Tuesday, September 19, 2006

Starsailor And Cheap Trick And Dave ...

Earlier tonight, I went to see Starsailor at The Double Door.

How in the name of God is this band not huge? There was a good turnout tonight, but there couldn't have been more than a couple hundred people. KT Tunstall played to a much bigger house at the Park West back in March.

Dave is the one who turned me on to this band. I am completely hooked. I listened to "Love Is Here" on the way to the gig. It's a great album. It was released in 2001, and the band has released two more albums since then. But you've never heard of them, have you? It's a damn shame. Someday, they're gonna play big venues. They have to. There is no musical justice in the world if this band doesn't break into the big time. You'd think that opening for the Rolling Stones this summer would have added some weight to their name, but I don't get the sense that they're reaping any real benefit from their Stones connection. Not yet, at least. Though their second album went platinum, so someone's listening to them. I suspect they're much bigger across the pond.

Physically, James, the lead singer, reminds me of Joaquin Phoenix sometimes, Ashton Kutcher other times, then both of them and then neither of them. But musically, the band is grouped with Keane and Coldplay. Maybe. But I was hearing moments of U2 tonight in the encore tune.

Tonight's show was a 21+ so Dave, sadly, couldn't bring his daughter along. ("You need to get her a fake ID," I said tonight, after the show. Dave 'fessed up to having one when he was younger. Dave? The most honest person on the face of the planet, had a fake ID? I love that!) So this turned out to be our first concert together. We didn't go together. We each went and met up there. But this was the first time we were at a gig where we could hang together, alone. In nearly 12 years of knowing each other.

It felt strange.

We ended up in the balcony where we could sit and chat about the songs without yelling at each other as we were doing on the main floor at the beginning of the set. And then, after I pulled a promotional poster off the wall for him to take home to Nat (he couldn't score a set list), we headed outside to find a quiet place to catch up, but wouldn't you know it? Bars and the like don't stay open past midnight on a Monday. So we walked to his SUV and he drove me to my car. He pulled up behind a car and put his in park, letting the engine idle. He continued his tale of the past few weeks and I reached over and turned off the ignition. "Who are you kidding?" I said. Dave and I are incapable of a goodbye that doesn't last at least 30 minutes. We always think of more things to say.

He finished his story and turned things over to me. I caught him up on my life: work, the walk, recording, my family, Pat.

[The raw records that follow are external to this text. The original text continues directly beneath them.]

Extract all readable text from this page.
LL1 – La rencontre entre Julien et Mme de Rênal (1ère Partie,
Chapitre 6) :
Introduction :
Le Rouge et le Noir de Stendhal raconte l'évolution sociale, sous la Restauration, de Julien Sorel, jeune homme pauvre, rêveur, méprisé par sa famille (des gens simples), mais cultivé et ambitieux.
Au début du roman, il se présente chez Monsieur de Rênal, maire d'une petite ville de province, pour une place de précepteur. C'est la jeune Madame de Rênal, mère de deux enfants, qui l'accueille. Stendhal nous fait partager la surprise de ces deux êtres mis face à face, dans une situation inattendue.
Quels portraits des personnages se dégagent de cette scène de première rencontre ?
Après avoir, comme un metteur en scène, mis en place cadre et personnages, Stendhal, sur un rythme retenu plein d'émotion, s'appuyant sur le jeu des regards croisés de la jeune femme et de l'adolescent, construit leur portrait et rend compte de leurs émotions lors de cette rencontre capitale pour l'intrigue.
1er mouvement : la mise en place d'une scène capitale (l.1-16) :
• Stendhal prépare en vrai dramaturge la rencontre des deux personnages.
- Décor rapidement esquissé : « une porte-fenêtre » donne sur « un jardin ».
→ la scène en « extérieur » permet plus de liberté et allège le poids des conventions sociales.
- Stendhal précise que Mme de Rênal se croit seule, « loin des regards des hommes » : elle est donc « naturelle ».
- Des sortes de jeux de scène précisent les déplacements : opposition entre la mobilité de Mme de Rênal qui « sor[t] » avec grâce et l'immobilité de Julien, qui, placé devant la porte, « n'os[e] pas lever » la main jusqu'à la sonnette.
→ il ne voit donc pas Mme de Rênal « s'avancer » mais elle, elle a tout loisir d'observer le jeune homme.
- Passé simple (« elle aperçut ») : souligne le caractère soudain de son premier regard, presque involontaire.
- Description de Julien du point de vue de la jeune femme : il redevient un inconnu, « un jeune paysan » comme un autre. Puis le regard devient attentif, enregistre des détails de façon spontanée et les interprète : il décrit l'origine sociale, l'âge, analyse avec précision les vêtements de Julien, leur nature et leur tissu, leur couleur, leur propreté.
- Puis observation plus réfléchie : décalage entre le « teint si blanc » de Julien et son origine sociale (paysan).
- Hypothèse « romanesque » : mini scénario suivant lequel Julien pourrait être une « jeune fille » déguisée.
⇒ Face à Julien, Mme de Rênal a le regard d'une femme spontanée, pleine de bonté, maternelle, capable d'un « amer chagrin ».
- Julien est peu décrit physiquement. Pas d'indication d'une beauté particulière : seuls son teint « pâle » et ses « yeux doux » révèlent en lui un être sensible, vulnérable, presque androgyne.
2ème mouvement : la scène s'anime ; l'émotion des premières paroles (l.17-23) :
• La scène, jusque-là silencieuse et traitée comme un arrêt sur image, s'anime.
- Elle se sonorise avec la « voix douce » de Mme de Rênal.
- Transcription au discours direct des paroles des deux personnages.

"He's a lot like you," I said. "Which is saying a lot, as you set the bar. You're the standard by which all other men in my life are judged. Which isn't really fair to them."

Dave, who is a very accomplished blusher most of the time, was unexpectedly even-keeled. "Well, thanks, Beth," he said. "That's very kind."

But it's true. I told him I've thought it would be cool if I could just clone him, but I'd have to clone him present-day. I couldn't clone him as a baby and then wait for him to get to this age. Or maybe I could wait 30 years, and then I'd be a woman in my 60s with a hot younger guy. "Like Cher!," I said. He laughed.

He didn't have his iPod with him, so he was Starsailor-less for the drive home. I told him to wait, and I ran across the street to my car where I popped my copy of the album out of my CD player and grabbed the rest of the dark chocolate-covered espresso beans that we had just been noshing on which I'd produced from the inside pocket of my jean jacket. I walked up to his window and handed him the bag of beans and the tunes. I figured it was more important for him to listen on the way home than me. He popped a CD out of his player and said, "Well, here, then you should take this. It's the new Cheap Trick."

I didn't know there was a new Cheap Trick. But there is. And it's fabulous. Dave used to open for them, back in his earlier rocker days. He said I'd dig Track 3 ("If It Takes A Lifetime") and he's right. It's fab. I called him moments after we got on the road to tell him so. Wow. And Track 4 is good, as promised. But when he told me that there were some Beatles-sounding tunes, I wasn't prepared for Track 5, "O Claire." It's totally like listening to Paul and the boys. Seriously. It's uncanny. It's almost unsettling. But very cool.

So, Starsailor, a new band that's not new, and Cheap Trick, an old band that just keeps reinventing itself yet retaining its trademark sound. "Rockford" is their latest. Check it out.